A three-factor design with 3 × 3 × 7 levels of the corresponding continuum was thus used in the perception experiment (see Table 1). In this experiment, all possible combinations of contextual vowel duration (70, 100 and 130 ms) with all combinations of stop duration (100, 125 and 150 ms) and all voicing maintenance steps (0%, 12.5%, 25%, 37.5%, 50%, 75% and 100%) were tested. The experiment was performed in two different vowel conditions (/a/ and /o/). Five repetitions of the complete stimuli set for each of the listeners were played in randomised order. In summary, a total of 630 stimuli (three vowel durations × three closure durations × seven voicing maintenance conditions × two vowel identities × five repetitions) were generated. The average time to perform the task was 20 min. There was a practice session of 25 stimuli prior to the beginning of the main experiment. Listeners were informed that they would hear synthetic VCV items, and their task was to identify whether the consonant was /ɡ/ or /k/ (forced choice). Speed of response was emphasised, asking listeners to respond as quickly and accurately as possible. Stimulus repetition was not possible. Alvin v 1.27 [29] open source software for stimulus and visual presentation was used. The computer screen for the identification task showed two buttons (labelled g and k) at identical distances around a next button at the screen centre. After selecting their response, listeners had to click on the next button to proceed, thus placing the cursor at the exact centre of the screen before the next stimulus presentation (guaranteeing identical distances for the two answer possibilities). All button options and accompanying text were written in Portuguese for EP listeners and in Italian for Italian listeners in order not to confuse listeners' internal language presentation. The placement of all buttons was rotated 180° for one half of the participants, thus counterbalancing biases of horizontal movement and listener preference.
Table 1
Three fully crossed factors for the perceptual study: vowel duration, stop duration and percentage of stop voicing maintenance
Statistical analysis
Production study
For the statistic validation of the (production) voicing patterns, we chose to examine the three central landmarks (i.e. point 5, point 6 and point 7) as the dependent variables for the statistical analyses. The obstruent onset (point 1) and offset (point 10) are voiced by definition (i.e. vowel formants offset and onset), but the more central points can be regarded as a valid representative to examine significant voicing differences during stop closure. To statistically analyse the devoicing behaviour at these landmarks, a series of logit models (function lmer [30]) with mixed effects were run in the R environment [31]. The logit models are based on binomial distributions (z-scores, generalized linear mixed model, GLMM). This allows modelling based on binary decisions [32, 33], since a binary voicing decision (either voiced or voiceless/devoiced) is obtained for each of the 10 consecutive landmarks (point 1 to point 10). The devoicing occurrences of the three central points of the phonologically voiced velar stop /ɡ/ (dependent variables) were analysed with a p < 0.05 significance threshold for effects of the factors language (EP, Italian), consonant position (initial, medial) and vowel context /i e o a/, and their interactions.

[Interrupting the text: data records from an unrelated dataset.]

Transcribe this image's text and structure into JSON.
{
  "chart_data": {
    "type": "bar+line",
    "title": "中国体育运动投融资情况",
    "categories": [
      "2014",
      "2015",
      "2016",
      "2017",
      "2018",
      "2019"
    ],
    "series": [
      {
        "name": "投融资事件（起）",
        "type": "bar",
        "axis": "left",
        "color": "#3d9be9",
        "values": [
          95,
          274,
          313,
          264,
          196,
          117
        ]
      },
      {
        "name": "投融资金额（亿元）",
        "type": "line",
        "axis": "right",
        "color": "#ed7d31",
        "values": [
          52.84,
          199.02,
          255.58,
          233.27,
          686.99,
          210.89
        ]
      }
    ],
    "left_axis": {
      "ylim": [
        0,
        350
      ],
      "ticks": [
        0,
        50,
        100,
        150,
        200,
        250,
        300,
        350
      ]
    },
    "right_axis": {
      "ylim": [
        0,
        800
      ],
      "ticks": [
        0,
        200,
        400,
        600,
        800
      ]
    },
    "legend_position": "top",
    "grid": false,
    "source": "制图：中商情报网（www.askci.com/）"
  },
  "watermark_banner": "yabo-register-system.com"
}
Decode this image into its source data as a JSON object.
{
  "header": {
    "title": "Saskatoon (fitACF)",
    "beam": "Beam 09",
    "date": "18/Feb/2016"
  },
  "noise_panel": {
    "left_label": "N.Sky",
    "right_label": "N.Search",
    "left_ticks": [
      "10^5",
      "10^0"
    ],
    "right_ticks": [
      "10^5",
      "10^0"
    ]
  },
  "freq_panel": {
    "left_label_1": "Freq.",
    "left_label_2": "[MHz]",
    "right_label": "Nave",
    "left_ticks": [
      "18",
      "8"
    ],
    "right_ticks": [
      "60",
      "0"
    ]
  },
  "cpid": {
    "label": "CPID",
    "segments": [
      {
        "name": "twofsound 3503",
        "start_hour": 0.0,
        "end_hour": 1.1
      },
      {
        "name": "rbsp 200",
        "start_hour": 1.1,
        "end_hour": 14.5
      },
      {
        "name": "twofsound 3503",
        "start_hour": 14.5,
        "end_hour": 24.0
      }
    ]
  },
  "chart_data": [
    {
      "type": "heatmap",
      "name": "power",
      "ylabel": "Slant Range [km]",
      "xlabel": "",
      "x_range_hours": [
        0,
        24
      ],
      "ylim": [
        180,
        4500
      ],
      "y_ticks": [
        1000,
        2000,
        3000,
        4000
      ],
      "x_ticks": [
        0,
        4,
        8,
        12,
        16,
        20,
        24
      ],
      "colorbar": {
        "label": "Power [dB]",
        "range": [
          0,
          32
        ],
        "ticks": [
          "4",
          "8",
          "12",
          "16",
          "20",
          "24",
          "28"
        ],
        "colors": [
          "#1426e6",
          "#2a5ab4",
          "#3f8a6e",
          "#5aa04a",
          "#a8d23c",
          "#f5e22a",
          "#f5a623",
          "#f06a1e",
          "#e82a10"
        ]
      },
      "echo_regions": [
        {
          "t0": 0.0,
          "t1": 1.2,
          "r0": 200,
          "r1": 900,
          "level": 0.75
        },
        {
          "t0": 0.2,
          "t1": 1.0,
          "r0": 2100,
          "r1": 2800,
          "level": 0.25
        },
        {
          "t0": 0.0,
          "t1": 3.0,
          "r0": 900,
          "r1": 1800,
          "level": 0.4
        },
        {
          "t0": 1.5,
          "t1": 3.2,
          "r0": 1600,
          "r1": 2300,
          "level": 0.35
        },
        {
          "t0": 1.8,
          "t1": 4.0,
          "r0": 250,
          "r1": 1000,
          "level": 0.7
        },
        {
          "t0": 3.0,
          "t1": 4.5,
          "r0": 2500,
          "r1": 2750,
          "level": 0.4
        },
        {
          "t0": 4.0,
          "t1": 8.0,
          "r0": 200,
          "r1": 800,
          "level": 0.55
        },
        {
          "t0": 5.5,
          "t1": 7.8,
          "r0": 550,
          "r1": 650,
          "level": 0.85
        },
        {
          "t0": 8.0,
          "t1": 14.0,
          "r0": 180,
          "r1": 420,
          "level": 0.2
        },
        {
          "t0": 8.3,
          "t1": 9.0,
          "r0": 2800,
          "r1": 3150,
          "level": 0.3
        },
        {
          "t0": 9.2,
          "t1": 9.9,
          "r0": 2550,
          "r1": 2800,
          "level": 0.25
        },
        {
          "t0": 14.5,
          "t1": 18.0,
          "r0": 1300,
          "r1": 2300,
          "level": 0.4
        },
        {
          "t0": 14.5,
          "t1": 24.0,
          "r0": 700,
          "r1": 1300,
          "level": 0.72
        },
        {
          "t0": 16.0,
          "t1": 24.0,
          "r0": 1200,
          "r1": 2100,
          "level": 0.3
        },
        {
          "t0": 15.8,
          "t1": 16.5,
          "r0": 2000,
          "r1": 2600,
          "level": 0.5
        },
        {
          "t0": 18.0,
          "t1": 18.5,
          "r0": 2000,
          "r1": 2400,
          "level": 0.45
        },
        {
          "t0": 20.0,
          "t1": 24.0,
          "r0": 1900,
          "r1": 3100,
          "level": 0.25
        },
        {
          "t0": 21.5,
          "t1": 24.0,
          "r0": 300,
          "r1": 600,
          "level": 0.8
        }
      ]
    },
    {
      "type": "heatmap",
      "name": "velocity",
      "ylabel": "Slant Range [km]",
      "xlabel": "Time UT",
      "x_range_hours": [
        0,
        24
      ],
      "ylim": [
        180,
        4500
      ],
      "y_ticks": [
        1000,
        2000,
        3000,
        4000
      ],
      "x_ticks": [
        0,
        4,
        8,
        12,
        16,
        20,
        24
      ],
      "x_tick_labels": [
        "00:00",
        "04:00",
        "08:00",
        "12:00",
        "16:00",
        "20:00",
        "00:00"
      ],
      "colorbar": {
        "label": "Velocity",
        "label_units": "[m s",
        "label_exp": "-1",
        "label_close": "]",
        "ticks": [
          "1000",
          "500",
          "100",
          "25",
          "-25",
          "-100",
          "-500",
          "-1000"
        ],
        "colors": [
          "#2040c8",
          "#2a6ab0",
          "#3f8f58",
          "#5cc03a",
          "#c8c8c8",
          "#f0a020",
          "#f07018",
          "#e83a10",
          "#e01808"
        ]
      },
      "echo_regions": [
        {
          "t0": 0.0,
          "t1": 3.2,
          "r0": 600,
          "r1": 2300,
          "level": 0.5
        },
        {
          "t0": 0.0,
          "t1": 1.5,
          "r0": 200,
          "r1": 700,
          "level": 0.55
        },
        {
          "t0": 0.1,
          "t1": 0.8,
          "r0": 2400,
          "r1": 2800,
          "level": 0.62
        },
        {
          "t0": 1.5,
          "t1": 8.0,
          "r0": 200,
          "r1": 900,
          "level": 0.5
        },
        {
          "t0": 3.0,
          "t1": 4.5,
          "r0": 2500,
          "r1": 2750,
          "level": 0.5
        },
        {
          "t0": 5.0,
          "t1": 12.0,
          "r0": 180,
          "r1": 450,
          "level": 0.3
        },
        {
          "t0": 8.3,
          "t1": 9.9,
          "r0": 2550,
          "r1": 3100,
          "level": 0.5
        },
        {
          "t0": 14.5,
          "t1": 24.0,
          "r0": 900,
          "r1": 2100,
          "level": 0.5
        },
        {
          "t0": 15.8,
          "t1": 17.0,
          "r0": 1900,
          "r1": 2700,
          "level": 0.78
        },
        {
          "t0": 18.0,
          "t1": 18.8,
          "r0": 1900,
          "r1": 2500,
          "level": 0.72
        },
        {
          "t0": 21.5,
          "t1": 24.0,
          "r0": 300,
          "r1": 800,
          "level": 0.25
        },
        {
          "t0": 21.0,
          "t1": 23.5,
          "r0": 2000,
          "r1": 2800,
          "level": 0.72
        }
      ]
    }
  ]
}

All numerical fixed factors were centred (z-transformation). Speaker was chosen as random factor.
Perception study
A series of logit models with mixed effects was run to statistically analyse the listeners’ response patterns. Again, logit models based on binomial distributions (z-scores, Generalized Linear Mixed Model) were used to model binary decisions [33] by our listener responses (i.e., the listeners' /ɡ/ or /k/ response). The dependent variable was the listener response; fixed factors were language (EP, Italian), stop duration (100, 125 and 150 ms), contextual vowel duration (100, 125 and 150 ms) and voicing maintenance percentage during stop closure (0%, 12.5%, 25%, 37.5%, 50%, 75%, 100%) and their interactions. All numerical fixed factors were centred (z-transformation). Listener was chosen as random factor.